Le président du conseil pontifical invitait en particulier à partir de la beauté de la liturgie, en citant le Catéchisme de l’Eglise catholique (nn. 2501, 2502, et 2513) : « Par ailleurs, en notre culture individualiste narcissique, nous avons à inviter les pasteurs et les fidèles à un renouveau dans le témoignage d’une vie chrétienne où la beauté de la communion trinitaire se reflète à travers une vie ecclésiale toute de communion fraternelle, vécue dans la joie et la vérité. Notre monde éclaté, en proie à la disharmonie et à la fragmentation, en a un urgent besoin, à commencer par les assemblées liturgiques et les églises qui les rassemblent ».

« La voie traditionnelle ‘mystagogique’ de l’initiation chrétienne, qui accompagne la transmission de la foi, de sa célébration liturgique sacramentelle, revêt aujourd’hui une grande importance. La voie de la beauté est la voie de l’Évangile, c’est la voie de la sainteté où le témoignage d’une vie irradiée par la splendeur de la grâce donne de percevoir et comme de saisir combien il est beau d’être chrétien », insistait le cardinal Poupard.

Il repartait du mystère de Pâques en disant : « Nous le savons, cette voie de la beauté et de l’amour a culminé avec Jésus au Calvaire. C’est le Ressuscité que nous célébrons quotidiennement en nos Eucharisties, l’Agneau innocent qui a souffert et est mort pour nous. Le célébrer en vérité requiert l’humble acceptation de la souffrance comme voie de la Rédemption, à l’opposé des mirages de la culture esthétique et médiatique. La première initiation à cette voie se fait à l’intérieur de la famille et se poursuit en paroisse ».

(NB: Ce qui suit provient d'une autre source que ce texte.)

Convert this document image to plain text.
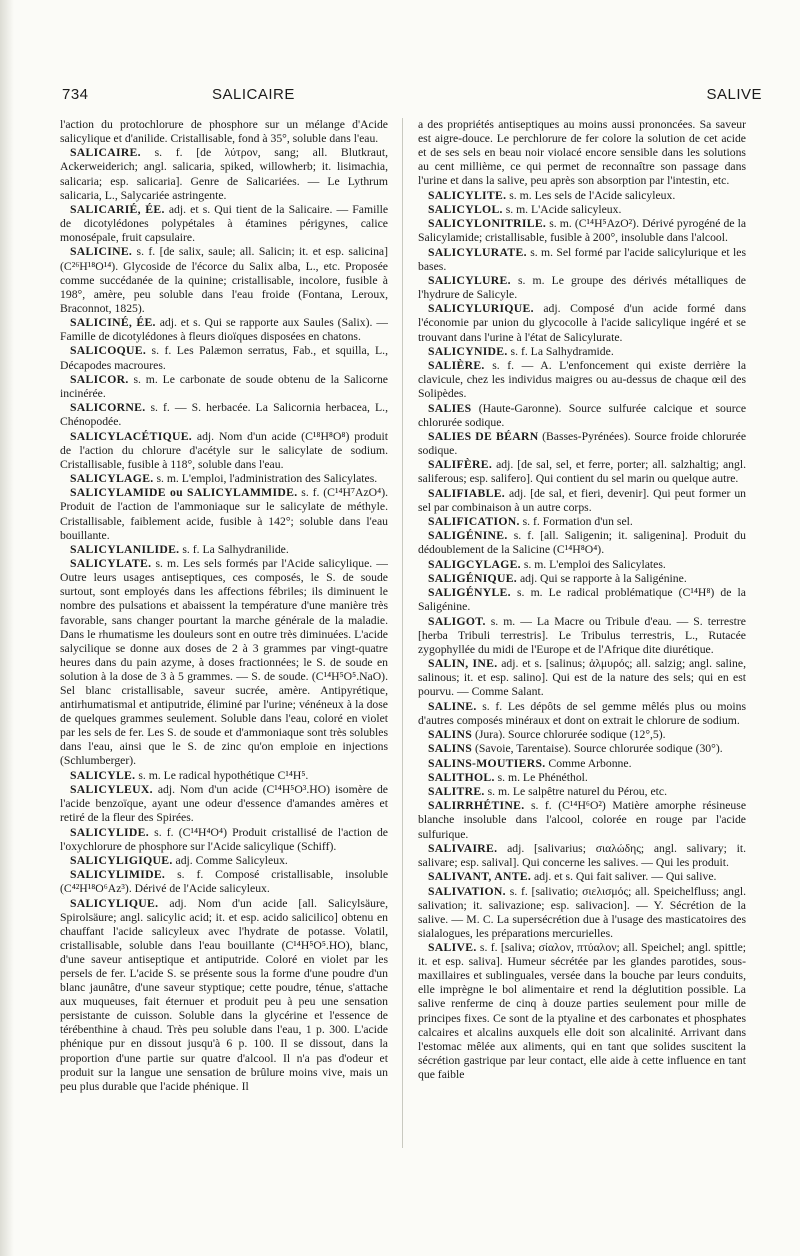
734	SALICAIRE	SALIVE

l'action du protochlorure de phosphore sur un mélange d'Acide salicylique et d'anilide. Cristallisable, fond à 35°, soluble dans l'eau.

SALICAIRE. s. f. [de λύτρον, sang; all. Blutkraut, Ackerweiderich; angl. salicaria, spiked, willowherb; it. lisimachia, salicaria; esp. salicaria]. Genre de Salicariées. — Le Lythrum salicaria, L., Salycariée astringente.

SALICARIÉ, ÉE. adj. et s. Qui tient de la Salicaire. — Famille de dicotylédones polypétales à étamines périgynes, calice monosépale, fruit capsulaire.

SALICINE. s. f. [de salix, saule; all. Salicin; it. et esp. salicina] (C²⁶H¹⁸O¹⁴). Glycoside de l'écorce du Salix alba, L., etc. Proposée comme succédanée de la quinine; cristallisable, incolore, fusible à 198°, amère, peu soluble dans l'eau froide (Fontana, Leroux, Braconnot, 1825).

SALICINÉ, ÉE. adj. et s. Qui se rapporte aux Saules (Salix). — Famille de dicotylédones à fleurs dioïques disposées en chatons.

SALICOQUE. s. f. Les Palæmon serratus, Fab., et squilla, L., Décapodes macroures.

SALICOR. s. m. Le carbonate de soude obtenu de la Salicorne incinérée.

SALICORNE. s. f. — S. herbacée. La Salicornia herbacea, L., Chénopodée.

SALICYLACÉTIQUE. adj. Nom d'un acide (C¹⁸H⁸O⁸) produit de l'action du chlorure d'acétyle sur le salicylate de sodium. Cristallisable, fusible à 118°, soluble dans l'eau.

SALICYLAGE. s. m. L'emploi, l'administration des Salicylates.

SALICYLAMIDE ou SALICYLAMMIDE. s. f. (C¹⁴H⁷AzO⁴). Produit de l'action de l'ammoniaque sur le salicylate de méthyle. Cristallisable, faiblement acide, fusible à 142°; soluble dans l'eau bouillante.

SALICYLANILIDE. s. f. La Salhydranilide.

SALICYLATE. s. m. Les sels formés par l'Acide salicylique. — Outre leurs usages antiseptiques, ces composés, le S. de soude surtout, sont employés dans les affections fébriles; ils diminuent le nombre des pulsations et abaissent la température d'une manière très favorable, sans changer pourtant la marche générale de la maladie. Dans le rhumatisme les douleurs sont en outre très diminuées. L'acide salycilique se donne aux doses de 2 à 3 grammes par vingt-quatre heures dans du pain azyme, à doses fractionnées; le S. de soude en solution à la dose de 3 à 5 grammes. — S. de soude. (C¹⁴H⁵O⁵.NaO). Sel blanc cristallisable, saveur sucrée, amère. Antipyrétique, antirhumatismal et antiputride, éliminé par l'urine; vénéneux à la dose de quelques grammes seulement. Soluble dans l'eau, coloré en violet par les sels de fer. Les S. de soude et d'ammoniaque sont très solubles dans l'eau, ainsi que le S. de zinc qu'on emploie en injections (Schlumberger).

SALICYLE. s. m. Le radical hypothétique C¹⁴H⁵.

SALICYLEUX. adj. Nom d'un acide (C¹⁴H⁵O³.HO) isomère de l'acide benzoïque, ayant une odeur d'essence d'amandes amères et retiré de la fleur des Spirées.

SALICYLIDE. s. f. (C¹⁴H⁴O⁴) Produit cristallisé de l'action de l'oxychlorure de phosphore sur l'Acide salicylique (Schiff).

SALICYLIGIQUE. adj. Comme Salicyleux.

SALICYLIMIDE. s. f. Composé cristallisable, insoluble (C⁴²H¹⁸O⁶Az³). Dérivé de l'Acide salicyleux.

SALICYLIQUE. adj. Nom d'un acide [all. Salicylsäure, Spirolsäure; angl. salicylic acid; it. et esp. acido salicilico] obtenu en chauffant l'acide salicyleux avec l'hydrate de potasse. Volatil, cristallisable, soluble dans l'eau bouillante (C¹⁴H⁵O⁵.HO), blanc, d'une saveur antiseptique et antiputride. Coloré en violet par les persels de fer. L'acide S. se présente sous la forme d'une poudre d'un blanc jaunâtre, d'une saveur styptique; cette poudre, ténue, s'attache aux muqueuses, fait éternuer et produit peu à peu une sensation persistante de cuisson. Soluble dans la glycérine et l'essence de térébenthine à chaud. Très peu soluble dans l'eau, 1 p. 300. L'acide phénique pur en dissout jusqu'à 6 p. 100. Il se dissout, dans la proportion d'une partie sur quatre d'alcool. Il n'a pas d'odeur et produit sur la langue une sensation de brûlure moins vive, mais un peu plus durable que l'acide phénique. Il

a des propriétés antiseptiques au moins aussi prononcées. Sa saveur est aigre-douce. Le perchlorure de fer colore la solution de cet acide et de ses sels en beau noir violacé encore sensible dans les solutions au cent millième, ce qui permet de reconnaître son passage dans l'urine et dans la salive, peu après son absorption par l'intestin, etc.

SALICYLITE. s. m. Les sels de l'Acide salicyleux.

SALICYLOL. s. m. L'Acide salicyleux.

SALICYLONITRILE. s. m. (C¹⁴H⁵AzO²). Dérivé pyrogéné de la Salicylamide; cristallisable, fusible à 200°, insoluble dans l'alcool.

SALICYLURATE. s. m. Sel formé par l'acide salicylurique et les bases.

SALICYLURE. s. m. Le groupe des dérivés métalliques de l'hydrure de Salicyle.

SALICYLURIQUE. adj. Composé d'un acide formé dans l'économie par union du glycocolle à l'acide salicylique ingéré et se trouvant dans l'urine à l'état de Salicylurate.

SALICYNIDE. s. f. La Salhydramide.

SALIÈRE. s. f. — A. L'enfoncement qui existe derrière la clavicule, chez les individus maigres ou au-dessus de chaque œil des Solipèdes.

SALIES (Haute-Garonne). Source sulfurée calcique et source chlorurée sodique.

SALIES DE BÉARN (Basses-Pyrénées). Source froide chlorurée sodique.

SALIFÈRE. adj. [de sal, sel, et ferre, porter; all. salzhaltig; angl. saliferous; esp. salifero]. Qui contient du sel marin ou quelque autre.

SALIFIABLE. adj. [de sal, et fieri, devenir]. Qui peut former un sel par combinaison à un autre corps.

SALIFICATION. s. f. Formation d'un sel.

SALIGÉNINE. s. f. [all. Saligenin; it. saligenina]. Produit du dédoublement de la Salicine (C¹⁴H⁸O⁴).

SALIGCYLAGE. s. m. L'emploi des Salicylates.

SALIGÉNIQUE. adj. Qui se rapporte à la Saligénine.

SALIGÉNYLE. s. m. Le radical problématique (C¹⁴H⁸) de la Saligénine.

SALIGOT. s. m. — La Macre ou Tribule d'eau. — S. terrestre [herba Tribuli terrestris]. Le Tribulus terrestris, L., Rutacée zygophyllée du midi de l'Europe et de l'Afrique dite diurétique.

SALIN, INE. adj. et s. [salinus; ἁλμυρός; all. salzig; angl. saline, salinous; it. et esp. salino]. Qui est de la nature des sels; qui en est pourvu. — Comme Salant.

SALINE. s. f. Les dépôts de sel gemme mêlés plus ou moins d'autres composés minéraux et dont on extrait le chlorure de sodium.

SALINS (Jura). Source chlorurée sodique (12°,5).

SALINS (Savoie, Tarentaise). Source chlorurée sodique (30°).

SALINS-MOUTIERS. Comme Arbonne.

SALITHOL. s. m. Le Phénéthol.

SALITRE. s. m. Le salpêtre naturel du Pérou, etc.

SALIRRHÉTINE. s. f. (C¹⁴H⁶O²) Matière amorphe résineuse blanche insoluble dans l'alcool, colorée en rouge par l'acide sulfurique.

SALIVAIRE. adj. [salivarius; σιαλώδης; angl. salivary; it. salivare; esp. salival]. Qui concerne les salives. — Qui les produit.

SALIVANT, ANTE. adj. et s. Qui fait saliver. — Qui salive.

SALIVATION. s. f. [salivatio; σιελισμός; all. Speichelfluss; angl. salivation; it. salivazione; esp. salivacion]. — Y. Sécrétion de la salive. — M. C. La supersécrétion due à l'usage des masticatoires des sialalogues, les préparations mercurielles.

SALIVE. s. f. [saliva; σίαλον, πτύαλον; all. Speichel; angl. spittle; it. et esp. saliva]. Humeur sécrétée par les glandes parotides, sous-maxillaires et sublinguales, versée dans la bouche par leurs conduits, elle imprègne le bol alimentaire et rend la déglutition possible. La salive renferme de cinq à douze parties seulement pour mille de principes fixes. Ce sont de la ptyaline et des carbonates et phosphates calcaires et alcalins auxquels elle doit son alcalinité. Arrivant dans l'estomac mêlée aux aliments, qui en tant que solides suscitent la sécrétion gastrique par leur contact, elle aide à cette influence en tant que faible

Face à une certaine culture médiatique , le cardinal lançait cet appel : « Nous devons aider les nouveaux Augustin de notre temps à s’échapper des filets de l’apparaître tout extérieur et à retrouver leur être profond, intimus meus interior, plus intérieur à moi-même que moi-même. C’est toute la pédagogie à mettre en œuvre pour sauver la capacité d’émotion que falsifie la culture érotique ambiante, et pour résister au bruit des images et à l’invasion de l’esthétisme publicitaire en développant l’intériorité pour permettre à l’homme contemporain d’ « habiter son âme ». »

A propos donc de la liturgie, le cardinal Poupard recommandait : « C’est dire toute l’attention spéciale que nous avons à donner à la liturgie comme expression de la foi et de la prière profonde, notamment dans la formation des futurs prêtres dans les séminaires. Il s’agit tout à la fois de combattre cette tentation qui se fait particulièrement ressentir en nos jours : le cléricalisme liturgique où, au lieu de conduire au mystère du Christ, le prêtre se présente comme l’unique metteur en scène, et où les cérémonies se transforment en spectacles qui n’ont rien à voir avec la beauté du mystère de la foi célébrée, et la vérité de l’action liturgique ».

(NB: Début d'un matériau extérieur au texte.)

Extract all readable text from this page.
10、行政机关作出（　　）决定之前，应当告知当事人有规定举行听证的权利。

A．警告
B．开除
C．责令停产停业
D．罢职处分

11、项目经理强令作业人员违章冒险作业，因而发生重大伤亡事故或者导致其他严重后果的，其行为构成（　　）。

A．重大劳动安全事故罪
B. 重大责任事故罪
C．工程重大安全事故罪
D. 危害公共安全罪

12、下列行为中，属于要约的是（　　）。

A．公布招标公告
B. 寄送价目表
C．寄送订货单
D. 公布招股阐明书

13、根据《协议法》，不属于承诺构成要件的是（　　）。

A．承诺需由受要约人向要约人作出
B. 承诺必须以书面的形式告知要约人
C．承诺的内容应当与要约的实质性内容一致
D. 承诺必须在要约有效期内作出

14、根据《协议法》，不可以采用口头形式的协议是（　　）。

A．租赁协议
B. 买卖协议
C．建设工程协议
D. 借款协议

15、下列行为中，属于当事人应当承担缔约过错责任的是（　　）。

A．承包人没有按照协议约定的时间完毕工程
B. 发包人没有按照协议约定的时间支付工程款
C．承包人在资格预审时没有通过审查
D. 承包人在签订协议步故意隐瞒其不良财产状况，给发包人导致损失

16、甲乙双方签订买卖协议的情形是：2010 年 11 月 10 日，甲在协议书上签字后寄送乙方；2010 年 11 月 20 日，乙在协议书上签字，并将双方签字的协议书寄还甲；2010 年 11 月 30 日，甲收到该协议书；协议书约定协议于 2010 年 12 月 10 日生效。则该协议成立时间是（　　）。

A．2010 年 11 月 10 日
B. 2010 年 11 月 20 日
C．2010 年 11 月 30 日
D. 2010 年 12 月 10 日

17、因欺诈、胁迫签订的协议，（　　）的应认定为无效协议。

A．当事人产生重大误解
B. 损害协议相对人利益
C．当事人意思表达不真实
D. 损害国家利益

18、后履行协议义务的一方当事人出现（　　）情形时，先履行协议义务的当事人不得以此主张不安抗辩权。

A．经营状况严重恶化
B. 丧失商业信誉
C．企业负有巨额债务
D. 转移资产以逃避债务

Et à propos de l’architecture : « L’espace liturgique est l’espace où Dieu vient à la rencontre de l’homme, où le Tout se fait présent dans le fragment. Souvent les artistes, architectes, peintres, sculpteurs, verriers ne bénéficient plus d’une culture de la foi et ont besoin d’être éduqués, au sens fort du terme, avant d’être aptes à réaliser les œuvres commanditées ».